À ce titre, Stanley Cavell (A la recherche du bonheur) fait un parallèle intéressant entre la question de la communauté politique et celle du mariage pour penser ce qui se joue dans cette relation du privé comme du public dans la constitution d’une République, thème que l’on trouve déjà dans la défense politique du divorce développée par John Milton en 1643, faisant le lien entre le mariage et l’union sociale. Ce qui est alors en jeu dans le mariage pour ces auteurs, c’est le sort de la démocratie. Dans son pamphlet sur le divorce, avant le Léviathan de Hobbes (1651) et le Second Traité de Locke (1690), Milton fait du contrat créant le mariage un analogue du contrat créant la société. Il définit alors le divorce comme la légitimation du dissentiment. Il faut bien voir l’implication politique d’une telle conjugaison filmée dans les premiers moments de La Dernière Rine : l’idée de rupture et de recommencement par la défense du divorce, ou le divorce par une certaine définition du mariage. Le mariage défini par la possibilité du divorce et de la rupture.
Le mariage de l'émir et Zaphira, en cette scène, a donc aussitôt des implications politiques. Se joue la constitution du couple en tant que paradigme de l’égalité, modèle en réduction d’une société idéale, où chacun a la parole et la revendique égalitairement à partir d’une structure pourtant inégalitaire, comme les habitants d'Alger sont dans une relation inégalitaire face à l'occupant. Milton entend par conversation, celle entre Zaphira et l'émir à laquelle le spectateur assiste, quelque chose de plus que simplement parler. Il a l’idée d’un mode d’association, une forme de vie, la création d’un idiolecte commun que constitue la conversation dont le sens est ainsi beaucoup plus fort que le sens contemporain et banalisé. La conversation est l’apprentissage de la forme de vie, le remède à l'enfermement. L’homme et la femme, rappelle à cet égard Stanley Cavell, doivent « interpréter leur mariage comme exemplaire ou symbolique de leur société dans son ensemble, comme s’ils en étaient les souverains(1) ». D’où l’idée qu’il se passe quelque chose d’une « importance nationale » dans le mariage. Mais qu’est-ce qui fonde la validité de ce recours au privé ? Comment l’acceptation du désir individuel, de la connaissance de soi, a-t-elle de l’importance pour la nation ? On retrouve ici un thème propre à Thoreau et Emerson du droit de rupture, de se séparer d’un État, comme de son couple, qu’on ne reconnaît plus comme le sien, mais le thème se double d’un autre rapport, entre le couple et la nation. Comme si la question était moins de se séparer de la nation, que d’une possibilité pour Zaphira de se séparer du malheur privé (dans son couple) et public (dans la cité sous occupation).

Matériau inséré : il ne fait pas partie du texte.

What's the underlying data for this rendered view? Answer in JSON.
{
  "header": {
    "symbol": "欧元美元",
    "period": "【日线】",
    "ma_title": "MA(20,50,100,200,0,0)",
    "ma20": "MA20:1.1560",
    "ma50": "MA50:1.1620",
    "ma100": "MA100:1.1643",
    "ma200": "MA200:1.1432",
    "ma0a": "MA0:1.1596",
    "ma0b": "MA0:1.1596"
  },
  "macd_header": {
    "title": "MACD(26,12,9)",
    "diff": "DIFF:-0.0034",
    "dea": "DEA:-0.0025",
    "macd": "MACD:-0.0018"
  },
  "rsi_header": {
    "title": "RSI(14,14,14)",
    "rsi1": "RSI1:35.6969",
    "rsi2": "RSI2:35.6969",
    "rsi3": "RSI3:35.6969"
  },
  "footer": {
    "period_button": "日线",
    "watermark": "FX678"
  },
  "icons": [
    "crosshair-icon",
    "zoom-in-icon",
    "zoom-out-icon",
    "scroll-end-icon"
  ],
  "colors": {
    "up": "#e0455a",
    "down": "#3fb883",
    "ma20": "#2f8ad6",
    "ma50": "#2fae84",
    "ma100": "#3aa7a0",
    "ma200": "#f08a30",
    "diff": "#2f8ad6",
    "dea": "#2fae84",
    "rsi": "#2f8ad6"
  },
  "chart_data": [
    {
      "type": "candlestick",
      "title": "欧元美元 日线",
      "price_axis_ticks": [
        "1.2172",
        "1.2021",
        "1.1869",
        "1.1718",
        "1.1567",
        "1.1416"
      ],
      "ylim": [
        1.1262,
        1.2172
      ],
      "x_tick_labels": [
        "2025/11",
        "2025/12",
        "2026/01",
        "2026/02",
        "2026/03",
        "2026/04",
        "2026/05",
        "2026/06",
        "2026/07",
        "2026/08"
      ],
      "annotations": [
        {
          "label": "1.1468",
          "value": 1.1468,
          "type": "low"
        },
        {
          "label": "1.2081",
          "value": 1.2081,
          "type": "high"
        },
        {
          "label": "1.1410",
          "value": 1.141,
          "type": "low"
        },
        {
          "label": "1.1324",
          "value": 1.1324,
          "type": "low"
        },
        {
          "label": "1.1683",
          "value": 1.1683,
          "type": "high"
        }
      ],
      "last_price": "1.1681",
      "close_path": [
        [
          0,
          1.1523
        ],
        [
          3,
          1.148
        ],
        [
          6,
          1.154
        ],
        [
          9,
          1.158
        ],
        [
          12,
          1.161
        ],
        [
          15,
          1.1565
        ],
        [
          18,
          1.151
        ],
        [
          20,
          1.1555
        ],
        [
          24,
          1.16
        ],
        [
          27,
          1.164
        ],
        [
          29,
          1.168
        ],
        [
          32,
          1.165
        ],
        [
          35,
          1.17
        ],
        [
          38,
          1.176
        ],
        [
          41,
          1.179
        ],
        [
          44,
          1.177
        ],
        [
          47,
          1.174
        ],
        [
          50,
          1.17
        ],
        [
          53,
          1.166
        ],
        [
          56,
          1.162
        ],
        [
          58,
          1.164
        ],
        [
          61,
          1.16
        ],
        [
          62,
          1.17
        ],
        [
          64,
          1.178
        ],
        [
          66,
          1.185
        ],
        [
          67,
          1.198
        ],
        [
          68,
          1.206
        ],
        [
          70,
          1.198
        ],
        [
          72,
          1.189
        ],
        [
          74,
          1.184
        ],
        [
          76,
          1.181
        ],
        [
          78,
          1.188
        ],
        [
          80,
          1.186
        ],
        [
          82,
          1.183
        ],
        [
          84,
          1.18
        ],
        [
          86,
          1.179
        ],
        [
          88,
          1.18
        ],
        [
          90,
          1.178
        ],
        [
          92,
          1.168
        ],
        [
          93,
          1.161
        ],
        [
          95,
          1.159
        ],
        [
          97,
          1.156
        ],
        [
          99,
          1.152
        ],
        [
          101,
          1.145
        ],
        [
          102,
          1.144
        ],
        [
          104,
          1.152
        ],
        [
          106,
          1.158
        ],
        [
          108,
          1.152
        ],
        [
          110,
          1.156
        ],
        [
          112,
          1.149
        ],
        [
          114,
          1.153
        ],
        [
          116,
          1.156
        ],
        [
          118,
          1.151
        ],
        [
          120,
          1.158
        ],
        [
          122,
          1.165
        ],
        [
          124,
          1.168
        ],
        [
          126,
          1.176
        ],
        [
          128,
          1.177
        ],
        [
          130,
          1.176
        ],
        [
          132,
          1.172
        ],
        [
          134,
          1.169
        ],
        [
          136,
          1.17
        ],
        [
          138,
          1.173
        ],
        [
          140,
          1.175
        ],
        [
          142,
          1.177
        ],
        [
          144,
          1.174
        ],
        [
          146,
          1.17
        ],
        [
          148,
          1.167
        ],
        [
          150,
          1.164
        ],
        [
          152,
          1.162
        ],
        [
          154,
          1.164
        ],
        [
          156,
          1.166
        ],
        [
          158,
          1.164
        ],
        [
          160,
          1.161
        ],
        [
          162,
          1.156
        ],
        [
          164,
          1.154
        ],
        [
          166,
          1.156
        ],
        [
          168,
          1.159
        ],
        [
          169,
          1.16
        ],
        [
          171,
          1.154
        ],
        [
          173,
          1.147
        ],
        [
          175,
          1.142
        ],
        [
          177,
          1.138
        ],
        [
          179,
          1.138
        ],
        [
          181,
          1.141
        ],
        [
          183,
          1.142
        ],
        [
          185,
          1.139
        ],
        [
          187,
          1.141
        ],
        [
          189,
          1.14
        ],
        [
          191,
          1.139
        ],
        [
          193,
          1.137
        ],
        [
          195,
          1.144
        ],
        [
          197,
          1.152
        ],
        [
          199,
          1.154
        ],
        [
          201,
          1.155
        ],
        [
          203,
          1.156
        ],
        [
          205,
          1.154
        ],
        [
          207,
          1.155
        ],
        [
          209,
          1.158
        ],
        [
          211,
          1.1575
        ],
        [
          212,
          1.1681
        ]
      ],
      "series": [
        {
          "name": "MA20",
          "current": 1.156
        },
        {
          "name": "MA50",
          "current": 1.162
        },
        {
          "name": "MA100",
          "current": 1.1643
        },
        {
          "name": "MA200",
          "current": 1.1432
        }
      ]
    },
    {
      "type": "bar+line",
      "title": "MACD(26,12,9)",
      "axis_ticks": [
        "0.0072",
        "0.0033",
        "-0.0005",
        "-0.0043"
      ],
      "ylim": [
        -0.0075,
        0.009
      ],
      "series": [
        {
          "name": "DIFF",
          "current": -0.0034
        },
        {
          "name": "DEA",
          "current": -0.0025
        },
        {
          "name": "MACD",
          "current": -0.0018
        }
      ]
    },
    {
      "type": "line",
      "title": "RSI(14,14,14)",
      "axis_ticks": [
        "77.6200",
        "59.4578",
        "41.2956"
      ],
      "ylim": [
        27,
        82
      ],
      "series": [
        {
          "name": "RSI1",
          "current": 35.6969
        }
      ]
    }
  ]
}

Car si Zaphira porte déjà en elle le récit de son émancipation à travers cette conversation, elle ne s'appartient pas, cependant, tout à fait. Elle est une place publique. Elle appartient à tout le monde. Figure minoritaire, elle appartient à son mari, jusqu'à sa mort, à son père ensuite, qui la fait alors rappeler par ses frères auprès de lui, car une « une femme de ton rang ne peut rester sans homme », à son fils, qui deviendrait le tuteur de sa mère, à l'imam. À tous, autant que l'Algérie serait soumise depuis l'aube des temps à une Hydre de Lerne colonisatrice. Zaphira est ainsi considérée indûment comme une terre vierge et nulle de souveraineté à la mort de l'émir quand Arudj vient de libérer la cité où il entend faire battre son pavillon autant qu'annexer l'insoumise. Il pensait cependant conquérir Zaphira, elle se conquerra. Car si l'histoire de l'Algérie a trop longtemps été écrite pour les hommes, La Dernière Reinevient la pirater aussi. Il la désaxe de son giron masculin pour le féminiser. La Dernière Reine est une entreprise de décolonisation, certes, à l'avant-plan de l'envahisseur espagnol, à l'arrière-plan, tout aussi déterminant, de Zaphira en tant qu'individu.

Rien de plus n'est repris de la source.